Most engineering structures on the west coastare built to withstand a 6-7. When a magnitude 8 comes (and it will come, and in some sense we're coming out of the stress shadow from the 1906 quake just now) the devastation will be horrendous.
*Editting to add:
The structures on the west coast are engineered to withstand a SINGLE 6-7 magnitude event. Not one every 3 years.
And even if they were built to withstand a mag 7 earthquake every three years, the things inside of them likely won't be. Imagine the engineering that would have to go into designing every single item in your house to withstand a deadly earthquake on a regular basis. No more popping out to Ikea to grab the same furniture everyone else uses. Your TV stand is on springs. Your TV is on springs connected to the TV stand on springs. Your cupboards have notches where your dishes can lock into them so they don't slide. The cupboard doors have latches that let them open when pulled slowly, but resist opening when sudden force is applied. Your refrigerator bolts to the floor and is filled will elastic pockets that hold every item individually.
Its either that, or spend a significant amount of time every few years packing all of your items into boxes to ensure they won't be damaged when it's earthquake time.
My mom's strategy for the biggest items: lash them to the walls so that they don't topple or walk out of position. This doesn't solve the problems of falling plates, but it does mitigate death-by-cabinet.
That said 80% of the benefits are in location.

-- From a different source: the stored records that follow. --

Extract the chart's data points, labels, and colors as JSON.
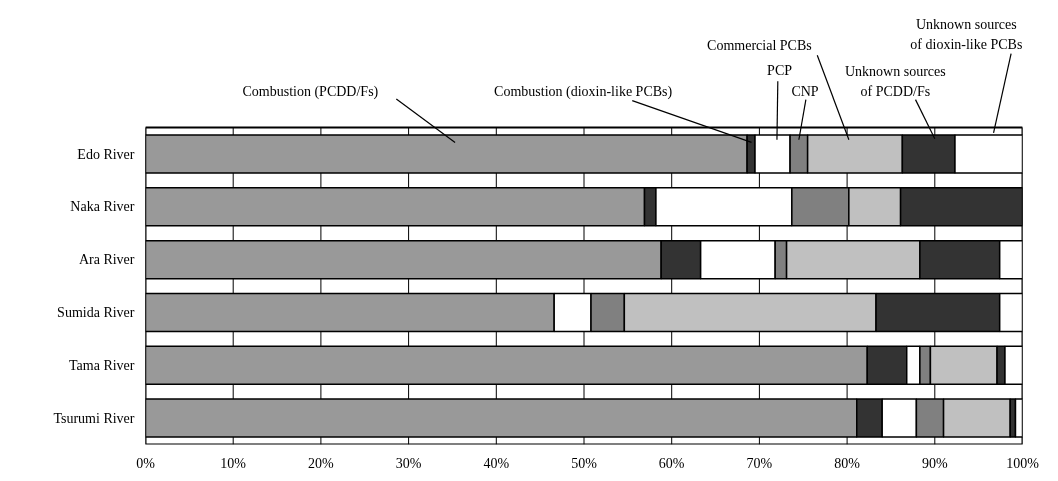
{
  "chart_data": {
    "type": "bar",
    "orientation": "horizontal",
    "stacked": true,
    "legend": false,
    "grid": "x",
    "categories": [
      "Edo River",
      "Naka River",
      "Ara River",
      "Sumida River",
      "Tama River",
      "Tsurumi River"
    ],
    "xlim": [
      0,
      100
    ],
    "xticks": [
      {
        "value": 0,
        "label": "0%"
      },
      {
        "value": 10,
        "label": "10%"
      },
      {
        "value": 20,
        "label": "20%"
      },
      {
        "value": 30,
        "label": "30%"
      },
      {
        "value": 40,
        "label": "40%"
      },
      {
        "value": 50,
        "label": "50%"
      },
      {
        "value": 60,
        "label": "60%"
      },
      {
        "value": 70,
        "label": "70%"
      },
      {
        "value": 80,
        "label": "80%"
      },
      {
        "value": 90,
        "label": "90%"
      },
      {
        "value": 100,
        "label": "100%"
      }
    ],
    "series": [
      {
        "name": "Combustion (PCDD/Fs)",
        "color": "#999999",
        "values": [
          68.6,
          56.9,
          58.8,
          46.6,
          82.3,
          81.1
        ]
      },
      {
        "name": "Combustion (dioxin-like PCBs)",
        "color": "#333333",
        "values": [
          0.9,
          1.3,
          4.5,
          0,
          4.5,
          2.9
        ]
      },
      {
        "name": "PCP",
        "color": "#ffffff",
        "values": [
          4.0,
          15.5,
          8.5,
          4.2,
          1.5,
          3.9
        ]
      },
      {
        "name": "CNP",
        "color": "#808080",
        "values": [
          2.0,
          6.5,
          1.3,
          3.8,
          1.2,
          3.1
        ]
      },
      {
        "name": "Commercial PCBs",
        "color": "#c0c0c0",
        "values": [
          10.8,
          5.9,
          15.2,
          28.7,
          7.6,
          7.6
        ]
      },
      {
        "name": "Unknown sources\nof PCDD/Fs",
        "color": "#333333",
        "values": [
          6.0,
          13.9,
          9.1,
          14.1,
          0.9,
          0.6
        ]
      },
      {
        "name": "Unknown sources\nof dioxin-like PCBs",
        "color": "#ffffff",
        "values": [
          7.7,
          0,
          2.6,
          2.6,
          2.0,
          0.8
        ]
      }
    ]
  }
}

If you're on flat bedrock, located away from the coast, you just don't feel the most intense shaking, and you won't face a tsunami.
We already know through fracking that injecting fluid into subduction zones can trigger quakes.
I wonder about injecting a very strongly non-Newtonian fluid (a super-high tensile version of oobleck, maybe with nanotubes) into subduction zones. At high shear the fluid would be very viscous and might allow gradual release of energy.
It's something that most seismologists have thought of before. Unfortunately, there is no way of knowing how much stress has already been accumulated. We also don't know nearly enough about earthquake triggering to be able to do it in a controlled fashion once, let alone repeatedly.
You'd have to do this thousands of times (log scaling, remember!), in a new location each time, to produce enough small earthquakes to relieve the stress accumulated on a locked subduction zone fault: Large earthquakes produce relatively similar magnitudes of stress drop to smaller ones; this stress drop is just spread over a much larger area. So you'd have to basically tile the fault with drill holes and then do whatever to produce earthquakes. And hope it doesn't cascade. Thousands of times.
I wouldn't call it work yet. "Long-term research" already is somewhat of a compliment.
One problem is that experimentation is risky. If you do an experiment, and a tsunami follows, you are likely to be sued, even if it happens months later. Conversely, there's no way we know of to prove that a man-triggered magnitude quake prevented a more destructive one a few years later. So, you couldn't even prove that that quake with a few billion dollars of damage and a few hundred deaths relatively speaking is a good thing.
Dreamers even envision extracting energy from tectonic plates. Small-scale, that is trivial (you can easily stretch a rubber band a few centimeter a year across a fault line). Large-scale, it could be a huge energy source.